Cidades inteligentes: algoritmos podem ajudar na antecipação e na redução de problemas

Dados preditivos podem apoiar manutenção, mobilidade e resposta a riscos, desde que a gestão consiga transformar alertas em ação

Em 2025, Vitória foi reconhecida como a cidade mais inteligente e conectada do país no Ranking Connected Smart Cities. O resultado ajuda a contextualizar um debate que ganhou destaque no ESX 2026, em painéis sobre cidades inteligentes: como usar dados não apenas para registrar o que já aconteceu, mas para enfrentar desafios atuais e identificar sinais de problemas antes que eles se agravem?

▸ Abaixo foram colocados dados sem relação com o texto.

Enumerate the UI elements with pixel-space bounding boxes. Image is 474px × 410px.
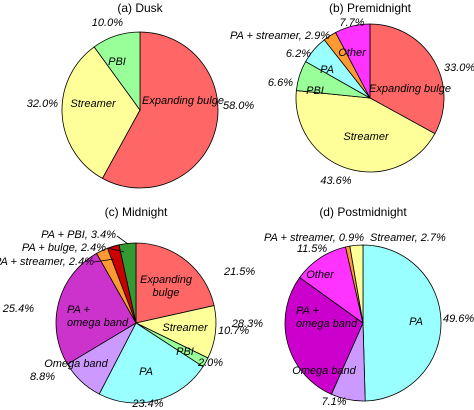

Chamados de cidadãos, fluxo de trânsito, histórico de alagamentos, sensores, dados climáticos, iluminação, manutenção de vias, atendimentos de saúde e registros de ocorrências podem revelar padrões. Quando essas informações são organizadas e comparadas ao longo do tempo, ajudam a indicar onde uma demanda tende a crescer, que serviço pode ficar sobrecarregado ou qual ponto da cidade exige atenção antes de uma falha.

No Brasil, o Governo Federal define cidades inteligentes como cidades comprometidas com o desenvolvimento urbano e a transformação digital sustentáveis, em seus aspectos econômico, ambiental e sociocultural. São cidades que atuam de forma planejada, inovadora, inclusiva e em rede, promovem letramento digital, governança e gestão colaborativa e utilizam tecnologias para solucionar problemas concretos, criar oportunidades, oferecer serviços com eficiência, reduzir desigualdades, aumentar a resiliência e melhorar a qualidade de vida, com uso seguro e responsável de dados e tecnologias da informação e comunicação.

No ESX, startups como a SIGFOU, voltada à fiscalização urbana de obras, a Collect Machine, focada na gestão de resíduos sólidos, e a GeoRecicla, que usa tecnologia para dar visibilidade a catadores e cooperativas, mostram como dados e plataformas digitais podem qualificar a leitura de problemas urbanos. Elas não substituem a gestão pública, mas podem ampliar a capacidade de registrar ocorrências, acompanhar operações e identificar pontos de atenção em áreas como fiscalização, resíduos, serviços ambientais e valorização dos profissionais que atuam nessas cadeias.

Algoritmos também podem apoiar decisões sobre mobilidade, drenagem, limpeza urbana, poda de árvores, manutenção de equipamentos públicos e resposta a chuvas fortes. Eles não substituem gestores, equipes de campo ou orçamento disponível. Podem, porém, indicar recorrências, prioridades e riscos. Sua utilidade depende da capacidade do município de interpretar os alertas e agir a partir deles.

A própria Carta Brasileira para Cidades Inteligentes, iniciativa da Coordenação-Geral de Apoio à Gestão Regional e Urbana da Secretaria Nacional de Mobilidade e Desenvolvimento Regional e Urbano do então Ministério do Desenvolvimento Regional, reforça que a transformação digital urbana exige governança de dados e tecnologias com transparência, segurança e privacidade.

Para os municípios capixabas, o desafio não é apenas adotar sistemas preditivos, mas integrar áreas, registrar problemas com consistência e estabelecer processos capazes de converter informação em resposta. Algoritmos podem ajudar cidades a enxergar antes. A diferença aparece quando existe estrutura para responder.